When Lex offered her the sexiest damn look she had ever received, she felt a stirring within her that she couldn’t deny. That feeling had been building since she met him, and now she was a vampire; it had been intensified. She knew she would give in to that desire at some stage, but today was not that day. “I’d rather pull out my fangs one by one and wait for them to regrow,” she lied.

Lex allowed his head to fall forward and slowly shook it. “How you doth protest,” he said, sneaking a look at her.

“With good reason, it’s you,” she said, motioning to him.

Lex was behind her in a heartbeat; one arm encircled her waist, and his breath was against her neck as he leaned in. “And yet every fibre of your being is crying out for my touch, my taste, my…”

“Ego tripping!” Faith said, denying it to her core as she clamped her hand on his upper arm, bent forward and used her strength to toss him over her shoulder onto the ground in front of her. He hit hard with a thud. “Satisfying,” she said, grinning in victory.

“You know, two can play that game,” Lex said, swiping his leg through the air, catching the backs of her legs and dropping her onto her backside beside him. “And the good thing is, I know you’ll heal.”

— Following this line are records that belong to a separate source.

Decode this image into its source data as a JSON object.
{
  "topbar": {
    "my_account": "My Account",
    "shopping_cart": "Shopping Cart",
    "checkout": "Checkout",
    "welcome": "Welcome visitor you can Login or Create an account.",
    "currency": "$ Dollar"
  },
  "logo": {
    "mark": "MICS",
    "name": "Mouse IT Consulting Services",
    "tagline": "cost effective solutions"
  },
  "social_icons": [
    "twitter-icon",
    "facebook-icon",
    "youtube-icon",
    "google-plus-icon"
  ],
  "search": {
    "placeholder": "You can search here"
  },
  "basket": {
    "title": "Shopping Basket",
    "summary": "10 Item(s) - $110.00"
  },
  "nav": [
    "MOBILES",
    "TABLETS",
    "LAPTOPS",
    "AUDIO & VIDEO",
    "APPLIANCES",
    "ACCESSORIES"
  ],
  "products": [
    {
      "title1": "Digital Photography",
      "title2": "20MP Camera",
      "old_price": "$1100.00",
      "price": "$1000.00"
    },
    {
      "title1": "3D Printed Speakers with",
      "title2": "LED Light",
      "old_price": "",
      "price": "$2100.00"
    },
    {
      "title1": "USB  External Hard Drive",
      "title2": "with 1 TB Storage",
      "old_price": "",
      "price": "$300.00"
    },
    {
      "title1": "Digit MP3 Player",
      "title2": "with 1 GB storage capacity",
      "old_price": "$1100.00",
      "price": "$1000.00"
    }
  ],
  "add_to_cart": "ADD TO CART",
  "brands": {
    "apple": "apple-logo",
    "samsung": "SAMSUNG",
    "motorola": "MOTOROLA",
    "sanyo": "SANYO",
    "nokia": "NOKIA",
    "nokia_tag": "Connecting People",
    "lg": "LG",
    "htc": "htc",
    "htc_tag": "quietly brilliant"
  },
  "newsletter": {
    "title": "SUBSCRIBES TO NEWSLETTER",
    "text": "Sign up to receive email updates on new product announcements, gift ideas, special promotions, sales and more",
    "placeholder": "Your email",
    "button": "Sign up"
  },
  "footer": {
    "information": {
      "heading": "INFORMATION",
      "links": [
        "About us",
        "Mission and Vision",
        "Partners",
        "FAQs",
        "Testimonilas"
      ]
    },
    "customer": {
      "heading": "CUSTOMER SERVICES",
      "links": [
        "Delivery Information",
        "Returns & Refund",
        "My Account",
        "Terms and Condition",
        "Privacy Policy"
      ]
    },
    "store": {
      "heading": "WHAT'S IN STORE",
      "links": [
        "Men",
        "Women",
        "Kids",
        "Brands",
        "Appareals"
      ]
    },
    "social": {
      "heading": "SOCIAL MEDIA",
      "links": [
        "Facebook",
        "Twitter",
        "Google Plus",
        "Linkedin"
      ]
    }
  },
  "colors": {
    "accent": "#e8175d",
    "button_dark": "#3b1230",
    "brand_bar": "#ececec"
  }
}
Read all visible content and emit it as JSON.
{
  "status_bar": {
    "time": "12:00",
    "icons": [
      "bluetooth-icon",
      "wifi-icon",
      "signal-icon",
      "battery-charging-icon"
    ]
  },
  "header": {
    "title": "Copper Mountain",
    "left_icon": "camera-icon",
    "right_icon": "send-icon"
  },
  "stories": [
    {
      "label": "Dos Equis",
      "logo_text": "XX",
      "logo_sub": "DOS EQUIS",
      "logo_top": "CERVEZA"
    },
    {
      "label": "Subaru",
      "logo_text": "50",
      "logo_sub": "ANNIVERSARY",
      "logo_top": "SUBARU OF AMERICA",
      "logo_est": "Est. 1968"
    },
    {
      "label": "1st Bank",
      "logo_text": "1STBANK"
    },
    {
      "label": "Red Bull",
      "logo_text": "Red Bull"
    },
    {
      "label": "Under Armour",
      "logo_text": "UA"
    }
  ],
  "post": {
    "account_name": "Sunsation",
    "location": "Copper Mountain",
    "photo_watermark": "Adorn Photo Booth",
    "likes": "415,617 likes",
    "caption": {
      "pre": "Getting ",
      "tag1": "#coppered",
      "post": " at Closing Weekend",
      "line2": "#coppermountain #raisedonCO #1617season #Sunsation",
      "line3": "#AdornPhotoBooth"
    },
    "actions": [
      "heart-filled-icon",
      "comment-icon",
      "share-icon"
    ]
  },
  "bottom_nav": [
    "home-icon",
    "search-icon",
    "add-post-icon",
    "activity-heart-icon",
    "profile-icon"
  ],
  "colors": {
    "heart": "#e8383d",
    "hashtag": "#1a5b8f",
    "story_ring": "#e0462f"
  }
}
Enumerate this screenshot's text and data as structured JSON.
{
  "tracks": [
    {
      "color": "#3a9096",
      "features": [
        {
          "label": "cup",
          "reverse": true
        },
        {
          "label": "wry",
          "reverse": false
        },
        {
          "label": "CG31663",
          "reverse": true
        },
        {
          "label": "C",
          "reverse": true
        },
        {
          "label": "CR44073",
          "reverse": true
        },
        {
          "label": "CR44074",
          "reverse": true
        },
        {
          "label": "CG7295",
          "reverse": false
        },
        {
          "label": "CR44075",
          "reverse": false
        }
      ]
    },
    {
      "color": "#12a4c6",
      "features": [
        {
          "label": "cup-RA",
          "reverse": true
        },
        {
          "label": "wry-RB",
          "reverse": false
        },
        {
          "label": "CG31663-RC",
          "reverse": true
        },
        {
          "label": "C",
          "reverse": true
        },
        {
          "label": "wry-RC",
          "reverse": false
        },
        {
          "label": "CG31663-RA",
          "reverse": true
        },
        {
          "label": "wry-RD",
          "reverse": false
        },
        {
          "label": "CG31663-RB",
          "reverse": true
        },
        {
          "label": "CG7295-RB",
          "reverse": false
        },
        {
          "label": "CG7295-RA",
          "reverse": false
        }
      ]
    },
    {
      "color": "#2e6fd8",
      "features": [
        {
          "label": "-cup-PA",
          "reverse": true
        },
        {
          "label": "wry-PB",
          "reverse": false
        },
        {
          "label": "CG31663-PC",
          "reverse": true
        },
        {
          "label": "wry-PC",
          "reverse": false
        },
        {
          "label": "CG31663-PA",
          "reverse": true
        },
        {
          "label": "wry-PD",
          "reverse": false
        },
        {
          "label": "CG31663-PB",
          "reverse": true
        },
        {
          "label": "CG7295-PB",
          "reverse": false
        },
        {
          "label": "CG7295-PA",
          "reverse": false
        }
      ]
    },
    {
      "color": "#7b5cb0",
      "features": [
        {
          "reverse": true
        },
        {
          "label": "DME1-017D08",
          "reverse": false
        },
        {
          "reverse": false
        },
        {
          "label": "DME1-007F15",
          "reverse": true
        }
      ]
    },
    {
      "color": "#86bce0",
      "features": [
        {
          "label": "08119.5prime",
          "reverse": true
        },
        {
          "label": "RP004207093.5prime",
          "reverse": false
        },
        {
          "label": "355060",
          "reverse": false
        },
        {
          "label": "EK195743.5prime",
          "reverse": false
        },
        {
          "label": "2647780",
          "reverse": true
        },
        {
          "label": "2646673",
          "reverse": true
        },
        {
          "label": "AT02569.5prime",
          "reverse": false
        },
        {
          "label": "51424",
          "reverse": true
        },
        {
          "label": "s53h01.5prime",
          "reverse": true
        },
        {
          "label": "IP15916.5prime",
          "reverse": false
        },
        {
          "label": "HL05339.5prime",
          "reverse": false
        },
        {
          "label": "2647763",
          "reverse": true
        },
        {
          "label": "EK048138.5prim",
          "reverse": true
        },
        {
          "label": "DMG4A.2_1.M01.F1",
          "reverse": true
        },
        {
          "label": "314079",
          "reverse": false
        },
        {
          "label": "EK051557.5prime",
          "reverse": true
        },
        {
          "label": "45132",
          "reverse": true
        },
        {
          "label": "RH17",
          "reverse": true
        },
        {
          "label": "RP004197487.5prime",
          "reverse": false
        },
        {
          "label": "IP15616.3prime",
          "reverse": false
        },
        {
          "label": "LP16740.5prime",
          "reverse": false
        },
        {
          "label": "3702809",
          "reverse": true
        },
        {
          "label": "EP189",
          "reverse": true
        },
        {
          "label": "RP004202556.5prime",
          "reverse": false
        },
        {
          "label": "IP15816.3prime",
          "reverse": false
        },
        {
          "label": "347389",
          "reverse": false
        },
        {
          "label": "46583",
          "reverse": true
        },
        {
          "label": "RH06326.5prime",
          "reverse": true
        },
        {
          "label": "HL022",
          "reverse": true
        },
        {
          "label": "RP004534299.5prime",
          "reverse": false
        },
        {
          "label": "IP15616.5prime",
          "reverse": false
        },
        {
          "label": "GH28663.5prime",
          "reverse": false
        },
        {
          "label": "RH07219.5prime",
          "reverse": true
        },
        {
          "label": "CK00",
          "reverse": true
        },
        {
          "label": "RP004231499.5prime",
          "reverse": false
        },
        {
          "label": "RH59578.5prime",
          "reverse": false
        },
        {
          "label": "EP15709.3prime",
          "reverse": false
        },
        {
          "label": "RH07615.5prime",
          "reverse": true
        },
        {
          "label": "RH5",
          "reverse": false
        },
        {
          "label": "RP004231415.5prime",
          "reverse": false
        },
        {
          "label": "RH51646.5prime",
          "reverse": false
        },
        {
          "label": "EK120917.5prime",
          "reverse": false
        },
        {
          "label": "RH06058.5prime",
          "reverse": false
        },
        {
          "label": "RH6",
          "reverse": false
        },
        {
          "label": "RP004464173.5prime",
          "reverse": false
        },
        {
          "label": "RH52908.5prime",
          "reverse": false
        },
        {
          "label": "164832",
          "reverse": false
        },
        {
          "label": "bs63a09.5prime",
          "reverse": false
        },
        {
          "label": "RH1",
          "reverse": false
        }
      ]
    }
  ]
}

Faith sat back, pressing her hands against the grass behind her to keep her in place, and considered his stance. “Challenge accepted.”

“And if I win?”

“You get to keep your balls,” Faith said.

Lex slowly shook his head. “Not good enough.”

“Too bad I don’t negotiate with vampires,” Faith said.

“Newsflash, you are one…”

“And I make it a rule never to argue with myself or bargain with the devil,” Faith replied.

“Harsh,” Lex said with a half-shrug. “You’re not the devil; you just have a few feminine issues to work out.”

“Oh,” Faith said, bounding to her feet. “Watch out – here I come, ready or not.” She lunged for him, but Lex was already gone. “Buggar!” she said, scanning the terrain around her.